International career
- 1996–1998: Malaysia U23 / 12 / (0)
- 2002–2007: Malaysia / 11 / (0)

= Chan Wing Hoong =

Malaysian footballer

Chan Wing Hoong (陈永雄 (Chen Yongxiong); born 29 April 1977 in Ipoh, Perak) is a Malaysian retired professional football player, who last played in the 2012 Malaysia Super League with his hometown team Perak FA. He was primarily employed as a left-sided defender, but has on occasion played as a left-sided midfielder.

== Career ==
Wing Hoong was one of the Perak's longest serving players. His first spell with the side was between 1998 and 2005. He had two more spells with Perak in 2007–08 and his recent spell from 2011 to 2012. He has won the Malaysia Cup in 1998 and 2000 as well as runners up in 2001 and 2007, and also won Malaysia Premier League One title in 2002 and 2003.

Before the 2006 season began, Wing Hoong, along with his teammate K Nanthakumar, left Perak following a salary dispute with team management Both Wing Hoong and Nanthakumar then joined Selangor MPPJ, which was then dubbed the 'Chelsea' of Malaysia and reformed their defensive partnership there. However, following the withdrawal of MPPJ for the 2007 season, both Wing Hoong and Nanthakumar were brought back to Perak. By this time, a new management team had taken over and were practising a policy of recruiting Perak born players.

Besides Perak and MPPJ, he also has played for ATM FA and Perlis FA. He also signed for Brunei DPMM FC in 2009 and played in pre-season with them but left after the team was barred from entering the 2009 Malaysia Super League.

He was a member of the national team and participated in 2002 Tiger Cup, 2006 Merdeka Tournament and the 2007 ASEAN Football Championship.

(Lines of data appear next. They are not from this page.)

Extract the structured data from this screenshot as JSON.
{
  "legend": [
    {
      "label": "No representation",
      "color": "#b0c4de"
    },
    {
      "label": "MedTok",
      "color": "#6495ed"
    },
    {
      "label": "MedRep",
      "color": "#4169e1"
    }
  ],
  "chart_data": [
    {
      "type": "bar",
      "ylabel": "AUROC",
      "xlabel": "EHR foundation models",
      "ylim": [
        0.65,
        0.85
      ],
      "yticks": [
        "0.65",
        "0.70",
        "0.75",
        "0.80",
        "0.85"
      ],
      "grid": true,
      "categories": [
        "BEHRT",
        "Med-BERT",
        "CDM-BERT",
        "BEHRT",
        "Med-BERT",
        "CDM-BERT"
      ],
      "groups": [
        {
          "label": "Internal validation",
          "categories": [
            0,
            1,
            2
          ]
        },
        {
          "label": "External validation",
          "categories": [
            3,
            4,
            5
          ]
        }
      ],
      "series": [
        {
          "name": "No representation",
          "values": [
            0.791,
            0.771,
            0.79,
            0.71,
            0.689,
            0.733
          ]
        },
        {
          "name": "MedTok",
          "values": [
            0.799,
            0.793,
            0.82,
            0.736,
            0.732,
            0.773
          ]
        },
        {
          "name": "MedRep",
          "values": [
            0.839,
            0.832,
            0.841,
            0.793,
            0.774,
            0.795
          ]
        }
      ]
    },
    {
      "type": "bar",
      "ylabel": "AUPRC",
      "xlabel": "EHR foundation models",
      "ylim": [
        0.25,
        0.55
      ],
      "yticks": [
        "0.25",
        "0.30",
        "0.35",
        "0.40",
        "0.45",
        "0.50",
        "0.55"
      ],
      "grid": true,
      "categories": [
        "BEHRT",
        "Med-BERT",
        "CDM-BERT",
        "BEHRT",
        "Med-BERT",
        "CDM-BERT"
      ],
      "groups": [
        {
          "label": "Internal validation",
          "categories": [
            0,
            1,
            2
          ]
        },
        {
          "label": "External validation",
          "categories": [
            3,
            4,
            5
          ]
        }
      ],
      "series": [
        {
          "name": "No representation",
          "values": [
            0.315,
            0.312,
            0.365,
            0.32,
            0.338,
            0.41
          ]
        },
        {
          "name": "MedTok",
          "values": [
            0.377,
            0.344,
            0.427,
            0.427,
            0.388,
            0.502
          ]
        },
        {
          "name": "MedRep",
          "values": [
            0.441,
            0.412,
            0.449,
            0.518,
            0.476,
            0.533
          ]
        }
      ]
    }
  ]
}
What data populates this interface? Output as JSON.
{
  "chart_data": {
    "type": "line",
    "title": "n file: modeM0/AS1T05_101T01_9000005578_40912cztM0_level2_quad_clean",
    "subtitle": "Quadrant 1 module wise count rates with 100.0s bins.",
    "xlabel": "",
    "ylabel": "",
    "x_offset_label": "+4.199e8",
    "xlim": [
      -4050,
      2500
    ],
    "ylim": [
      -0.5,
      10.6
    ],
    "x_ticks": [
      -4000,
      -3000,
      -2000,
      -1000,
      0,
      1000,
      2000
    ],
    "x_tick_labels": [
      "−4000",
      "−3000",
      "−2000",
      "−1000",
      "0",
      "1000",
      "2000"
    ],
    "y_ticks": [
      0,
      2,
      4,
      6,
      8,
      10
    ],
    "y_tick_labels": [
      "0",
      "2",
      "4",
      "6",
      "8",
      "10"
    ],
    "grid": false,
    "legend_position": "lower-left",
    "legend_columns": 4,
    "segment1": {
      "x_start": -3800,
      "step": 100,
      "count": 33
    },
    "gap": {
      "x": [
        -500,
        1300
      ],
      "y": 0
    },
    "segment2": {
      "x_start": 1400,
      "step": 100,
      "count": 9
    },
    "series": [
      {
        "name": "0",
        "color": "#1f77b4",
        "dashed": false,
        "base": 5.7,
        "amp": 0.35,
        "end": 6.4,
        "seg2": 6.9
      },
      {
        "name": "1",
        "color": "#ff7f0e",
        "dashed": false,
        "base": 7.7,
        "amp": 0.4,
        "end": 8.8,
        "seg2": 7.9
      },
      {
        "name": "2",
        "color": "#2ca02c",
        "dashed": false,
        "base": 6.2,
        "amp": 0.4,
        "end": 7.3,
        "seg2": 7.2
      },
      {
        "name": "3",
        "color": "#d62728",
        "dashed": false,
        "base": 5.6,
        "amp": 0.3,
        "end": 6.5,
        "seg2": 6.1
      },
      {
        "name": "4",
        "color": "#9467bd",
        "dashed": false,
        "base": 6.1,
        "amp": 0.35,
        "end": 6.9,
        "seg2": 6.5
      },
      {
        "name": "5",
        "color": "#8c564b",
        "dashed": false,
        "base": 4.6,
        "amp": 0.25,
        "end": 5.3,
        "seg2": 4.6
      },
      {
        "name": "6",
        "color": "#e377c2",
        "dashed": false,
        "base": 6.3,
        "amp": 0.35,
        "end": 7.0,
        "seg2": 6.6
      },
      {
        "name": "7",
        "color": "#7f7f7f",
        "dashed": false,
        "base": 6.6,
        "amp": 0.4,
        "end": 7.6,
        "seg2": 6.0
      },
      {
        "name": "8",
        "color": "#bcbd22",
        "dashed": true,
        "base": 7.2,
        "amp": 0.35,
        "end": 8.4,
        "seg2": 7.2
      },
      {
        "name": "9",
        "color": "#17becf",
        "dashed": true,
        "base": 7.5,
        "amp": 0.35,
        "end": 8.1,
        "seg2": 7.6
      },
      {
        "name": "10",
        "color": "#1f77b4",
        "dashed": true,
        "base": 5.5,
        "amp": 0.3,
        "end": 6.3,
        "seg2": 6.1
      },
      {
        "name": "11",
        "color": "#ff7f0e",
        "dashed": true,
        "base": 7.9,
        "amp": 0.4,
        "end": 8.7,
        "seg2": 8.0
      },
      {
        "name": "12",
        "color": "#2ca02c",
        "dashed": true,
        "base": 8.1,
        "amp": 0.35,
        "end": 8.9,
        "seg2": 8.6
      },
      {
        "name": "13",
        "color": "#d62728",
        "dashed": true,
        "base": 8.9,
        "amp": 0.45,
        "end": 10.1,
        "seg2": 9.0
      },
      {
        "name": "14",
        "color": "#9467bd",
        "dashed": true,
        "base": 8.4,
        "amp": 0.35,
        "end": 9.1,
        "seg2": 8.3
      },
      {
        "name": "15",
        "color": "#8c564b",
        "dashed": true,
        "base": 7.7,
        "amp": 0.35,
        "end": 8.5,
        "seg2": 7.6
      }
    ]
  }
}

After battling with injuries which restricted his appearances for Perak in the 2012 Malaysia Super League, he retired from professional football at the end of the league season on 18 July 2012.

== Personal life ==
Wing Hoong's father, Chan Kok Foo, was also a football player for Perak and Malaysia in the 1970s.